The treatment begins by collecting the patient's own blood-forming cells, which are sent to a specialized laboratory where they are modified using a viral vector system, so they can begin to produce normal hemoglobin. Before the genetically modified cells can be transfused back into the same patient, they must go through multiple rounds of testing to ensure they're safe and functioning as intended. These steps and others involving the patients, and higher costs per patient, can take several months or longer to complete. Dr. Park and his group are looking to shorten this timeline in order to treat patients more efficiently.

How Minirolu Lowers Costs and Improves Efficiency

"It's not only that the cost is lower, but it's also more efficient," Dr. Park said of Minirolu. "With other companies, you may need to perform multiple blood isolations, two, three, or even four, and it could take up to a year before patients can receive treatment. So, we can get in there if it's just as effective, but if its cost is cheaper and we can get it timelier, I mean, we're really looking sweet then."

Dr. Park and his investor, Patrick Girondi, president and founder of San Rocco Therapeutics, whose son has beta-thalassemia, aim to challenge the lengthy, costly process by developing a point-of-care system within the hospital. They're currently collaborating with a hospital in Bambino Gesù, Italy, where experienced clinicians will handle cell isolation, vector addition, and testing. This approach seeks to streamline treatment, reduce time and expenses, and enable earlier patient care.
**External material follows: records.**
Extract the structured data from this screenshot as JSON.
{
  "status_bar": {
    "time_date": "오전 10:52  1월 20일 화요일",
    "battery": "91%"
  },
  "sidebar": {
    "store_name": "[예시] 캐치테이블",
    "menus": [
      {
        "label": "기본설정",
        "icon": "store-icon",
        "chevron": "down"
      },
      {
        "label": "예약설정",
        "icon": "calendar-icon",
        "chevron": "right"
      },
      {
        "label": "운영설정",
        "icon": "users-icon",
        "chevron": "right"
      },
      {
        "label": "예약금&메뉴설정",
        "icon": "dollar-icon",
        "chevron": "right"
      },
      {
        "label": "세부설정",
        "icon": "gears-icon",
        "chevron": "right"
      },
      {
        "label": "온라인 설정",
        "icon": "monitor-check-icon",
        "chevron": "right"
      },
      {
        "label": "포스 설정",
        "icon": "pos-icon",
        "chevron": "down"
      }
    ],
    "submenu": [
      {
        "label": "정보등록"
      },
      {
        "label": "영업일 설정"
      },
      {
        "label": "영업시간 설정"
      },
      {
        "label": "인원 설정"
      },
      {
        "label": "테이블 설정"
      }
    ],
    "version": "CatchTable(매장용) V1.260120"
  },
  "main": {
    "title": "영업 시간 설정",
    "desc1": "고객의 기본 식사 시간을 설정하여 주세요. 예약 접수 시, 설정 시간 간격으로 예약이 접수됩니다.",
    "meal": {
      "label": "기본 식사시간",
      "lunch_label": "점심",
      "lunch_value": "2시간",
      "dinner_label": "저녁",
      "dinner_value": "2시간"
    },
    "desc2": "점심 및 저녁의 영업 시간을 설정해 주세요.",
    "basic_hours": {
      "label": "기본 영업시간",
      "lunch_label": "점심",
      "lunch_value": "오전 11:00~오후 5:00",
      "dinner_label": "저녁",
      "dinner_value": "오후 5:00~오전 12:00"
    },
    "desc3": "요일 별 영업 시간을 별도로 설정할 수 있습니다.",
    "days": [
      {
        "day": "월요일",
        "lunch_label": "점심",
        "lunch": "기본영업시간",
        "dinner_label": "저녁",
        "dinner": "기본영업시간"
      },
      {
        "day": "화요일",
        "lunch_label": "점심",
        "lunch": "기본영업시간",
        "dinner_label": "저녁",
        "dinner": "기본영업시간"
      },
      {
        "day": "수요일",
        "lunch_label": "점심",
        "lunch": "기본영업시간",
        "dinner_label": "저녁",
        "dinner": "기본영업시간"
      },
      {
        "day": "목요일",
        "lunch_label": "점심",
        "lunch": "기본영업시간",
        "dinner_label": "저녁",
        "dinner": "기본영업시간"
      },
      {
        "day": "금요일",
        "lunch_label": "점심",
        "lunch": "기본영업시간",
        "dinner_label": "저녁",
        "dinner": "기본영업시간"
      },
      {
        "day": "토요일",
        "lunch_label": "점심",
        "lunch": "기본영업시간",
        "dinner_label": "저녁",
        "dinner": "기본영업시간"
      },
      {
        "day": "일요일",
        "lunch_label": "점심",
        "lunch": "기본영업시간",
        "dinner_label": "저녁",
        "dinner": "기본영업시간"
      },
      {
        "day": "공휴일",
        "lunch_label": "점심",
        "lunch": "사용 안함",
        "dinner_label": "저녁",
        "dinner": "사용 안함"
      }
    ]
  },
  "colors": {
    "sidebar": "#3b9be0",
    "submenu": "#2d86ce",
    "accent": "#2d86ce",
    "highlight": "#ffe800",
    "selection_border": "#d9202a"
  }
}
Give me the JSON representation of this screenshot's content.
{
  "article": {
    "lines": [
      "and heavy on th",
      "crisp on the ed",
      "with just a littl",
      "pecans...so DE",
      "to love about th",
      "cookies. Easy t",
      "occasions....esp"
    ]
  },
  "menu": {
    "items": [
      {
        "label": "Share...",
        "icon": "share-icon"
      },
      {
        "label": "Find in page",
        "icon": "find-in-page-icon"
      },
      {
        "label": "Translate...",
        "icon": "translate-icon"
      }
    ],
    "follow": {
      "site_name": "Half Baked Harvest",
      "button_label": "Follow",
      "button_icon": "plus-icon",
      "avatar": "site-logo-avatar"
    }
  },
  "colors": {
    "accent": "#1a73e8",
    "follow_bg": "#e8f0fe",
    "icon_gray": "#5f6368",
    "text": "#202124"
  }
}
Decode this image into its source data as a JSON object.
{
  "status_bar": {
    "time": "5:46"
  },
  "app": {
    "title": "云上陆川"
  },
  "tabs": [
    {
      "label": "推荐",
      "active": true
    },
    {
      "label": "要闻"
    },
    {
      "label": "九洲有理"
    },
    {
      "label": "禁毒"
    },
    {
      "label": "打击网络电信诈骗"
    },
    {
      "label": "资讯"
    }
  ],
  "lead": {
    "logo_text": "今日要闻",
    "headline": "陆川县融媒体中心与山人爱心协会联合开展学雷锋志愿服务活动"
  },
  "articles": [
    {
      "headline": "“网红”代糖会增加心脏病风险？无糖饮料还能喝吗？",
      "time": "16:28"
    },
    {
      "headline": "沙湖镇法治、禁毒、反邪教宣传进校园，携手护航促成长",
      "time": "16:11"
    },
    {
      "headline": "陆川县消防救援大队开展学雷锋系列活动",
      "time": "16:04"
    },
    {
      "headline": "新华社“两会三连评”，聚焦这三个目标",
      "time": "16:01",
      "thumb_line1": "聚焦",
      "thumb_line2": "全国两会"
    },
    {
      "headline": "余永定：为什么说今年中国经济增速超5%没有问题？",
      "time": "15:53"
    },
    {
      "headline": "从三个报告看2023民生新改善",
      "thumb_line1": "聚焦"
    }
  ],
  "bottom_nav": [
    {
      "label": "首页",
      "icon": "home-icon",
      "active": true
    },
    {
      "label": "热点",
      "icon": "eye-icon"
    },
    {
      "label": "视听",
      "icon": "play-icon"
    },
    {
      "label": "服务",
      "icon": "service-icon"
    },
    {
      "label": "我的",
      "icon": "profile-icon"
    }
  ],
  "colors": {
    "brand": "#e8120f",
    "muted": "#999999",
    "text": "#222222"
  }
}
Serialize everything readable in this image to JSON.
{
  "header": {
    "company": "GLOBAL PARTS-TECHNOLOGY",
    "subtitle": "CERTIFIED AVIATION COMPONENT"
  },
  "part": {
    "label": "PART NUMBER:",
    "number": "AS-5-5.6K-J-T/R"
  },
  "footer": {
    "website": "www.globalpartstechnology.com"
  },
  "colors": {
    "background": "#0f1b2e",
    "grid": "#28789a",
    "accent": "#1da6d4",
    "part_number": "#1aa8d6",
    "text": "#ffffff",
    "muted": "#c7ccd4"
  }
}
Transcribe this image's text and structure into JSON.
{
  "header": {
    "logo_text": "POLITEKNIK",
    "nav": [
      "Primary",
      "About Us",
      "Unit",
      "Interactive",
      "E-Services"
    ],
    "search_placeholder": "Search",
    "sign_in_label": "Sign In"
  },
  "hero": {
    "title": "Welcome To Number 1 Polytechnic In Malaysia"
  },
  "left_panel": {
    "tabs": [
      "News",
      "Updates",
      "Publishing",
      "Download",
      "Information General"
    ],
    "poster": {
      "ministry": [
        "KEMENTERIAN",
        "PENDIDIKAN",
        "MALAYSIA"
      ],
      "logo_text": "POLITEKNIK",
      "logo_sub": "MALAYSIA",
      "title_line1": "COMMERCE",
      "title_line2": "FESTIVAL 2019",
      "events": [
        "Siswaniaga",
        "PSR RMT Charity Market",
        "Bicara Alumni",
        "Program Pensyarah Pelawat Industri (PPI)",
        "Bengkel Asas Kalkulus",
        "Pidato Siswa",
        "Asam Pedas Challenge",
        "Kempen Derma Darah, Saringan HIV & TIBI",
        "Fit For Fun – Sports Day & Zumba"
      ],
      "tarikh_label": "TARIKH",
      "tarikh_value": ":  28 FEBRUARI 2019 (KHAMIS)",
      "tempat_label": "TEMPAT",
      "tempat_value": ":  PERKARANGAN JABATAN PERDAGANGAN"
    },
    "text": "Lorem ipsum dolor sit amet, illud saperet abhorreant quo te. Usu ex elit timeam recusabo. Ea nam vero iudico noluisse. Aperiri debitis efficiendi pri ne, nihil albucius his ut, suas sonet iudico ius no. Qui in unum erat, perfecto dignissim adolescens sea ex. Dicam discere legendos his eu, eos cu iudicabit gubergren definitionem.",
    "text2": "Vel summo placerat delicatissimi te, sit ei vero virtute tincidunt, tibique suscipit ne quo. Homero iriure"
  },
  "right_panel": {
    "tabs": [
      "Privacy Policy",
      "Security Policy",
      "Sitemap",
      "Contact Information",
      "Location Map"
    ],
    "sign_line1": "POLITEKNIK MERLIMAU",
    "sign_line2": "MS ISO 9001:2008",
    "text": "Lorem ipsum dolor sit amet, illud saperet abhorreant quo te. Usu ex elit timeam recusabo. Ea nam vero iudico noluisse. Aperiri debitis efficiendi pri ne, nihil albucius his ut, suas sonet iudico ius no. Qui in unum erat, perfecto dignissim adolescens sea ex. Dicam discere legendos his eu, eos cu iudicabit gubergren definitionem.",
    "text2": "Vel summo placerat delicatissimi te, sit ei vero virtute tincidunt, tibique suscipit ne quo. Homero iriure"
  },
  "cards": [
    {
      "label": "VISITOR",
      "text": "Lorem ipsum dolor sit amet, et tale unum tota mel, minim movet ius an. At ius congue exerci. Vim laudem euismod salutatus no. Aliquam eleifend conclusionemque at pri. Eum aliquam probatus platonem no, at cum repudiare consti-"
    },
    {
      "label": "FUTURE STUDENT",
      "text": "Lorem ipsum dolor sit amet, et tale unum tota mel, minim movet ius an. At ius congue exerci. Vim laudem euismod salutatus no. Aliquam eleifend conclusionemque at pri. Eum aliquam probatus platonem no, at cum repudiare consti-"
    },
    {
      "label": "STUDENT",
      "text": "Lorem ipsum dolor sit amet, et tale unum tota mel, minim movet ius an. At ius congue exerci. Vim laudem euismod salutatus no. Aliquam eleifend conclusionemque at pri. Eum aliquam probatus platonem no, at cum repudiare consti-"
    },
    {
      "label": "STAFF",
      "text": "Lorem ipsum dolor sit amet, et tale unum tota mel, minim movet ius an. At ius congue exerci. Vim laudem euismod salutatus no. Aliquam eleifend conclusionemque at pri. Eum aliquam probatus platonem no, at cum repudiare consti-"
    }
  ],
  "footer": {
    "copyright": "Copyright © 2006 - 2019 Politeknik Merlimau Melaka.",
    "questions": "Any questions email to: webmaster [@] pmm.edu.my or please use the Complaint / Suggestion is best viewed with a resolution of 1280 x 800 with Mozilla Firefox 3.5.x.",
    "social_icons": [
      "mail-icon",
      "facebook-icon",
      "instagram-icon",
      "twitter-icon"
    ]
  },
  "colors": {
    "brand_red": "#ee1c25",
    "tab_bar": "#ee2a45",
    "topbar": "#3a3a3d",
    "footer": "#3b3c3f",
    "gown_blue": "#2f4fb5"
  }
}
"I believe our technological advances are now ready to move forward," Dr. Park said. "I made some tweaks to optimize our vector, we customized it slightly, tested various versions, and found one that's about 50% better at producing more of the needed protein, which reduces costs. This is important because increasing protein production addresses a key concern from the FDA about manufacturing capacity. Our improvements should lead to a safer and more effective drug, even though we're not the first to market. Compared to other companies' current vectors, ours should be better and cheaper, with fewer serious side effects."

Future Steps for Minirolu

The team has already developed a Good Manufacturing Practice-compliant vector, a type of gene delivery vehicle such as a viral vector, designed to meet rigorous regulatory standards. This ensures the vector is consistently produced at the highest quality, suitable for human clinical trials and commercial use.

Additionally, they have secured over a million dollars in self-funding. Currently, they're developing sterile, safe cell products for patient infusion, with regulatory submissions underway in Europe (Italy) and collaborations in the U.S., including NIH. Their goal is to finalize their process within four to six months and commence a phase 1/2 clinical trial in 2026. Beyond beta thalassemia, this innovation shows potential for sickle cell disease and other hemoglobinopathies, offering new hope to millions affected by these conditions.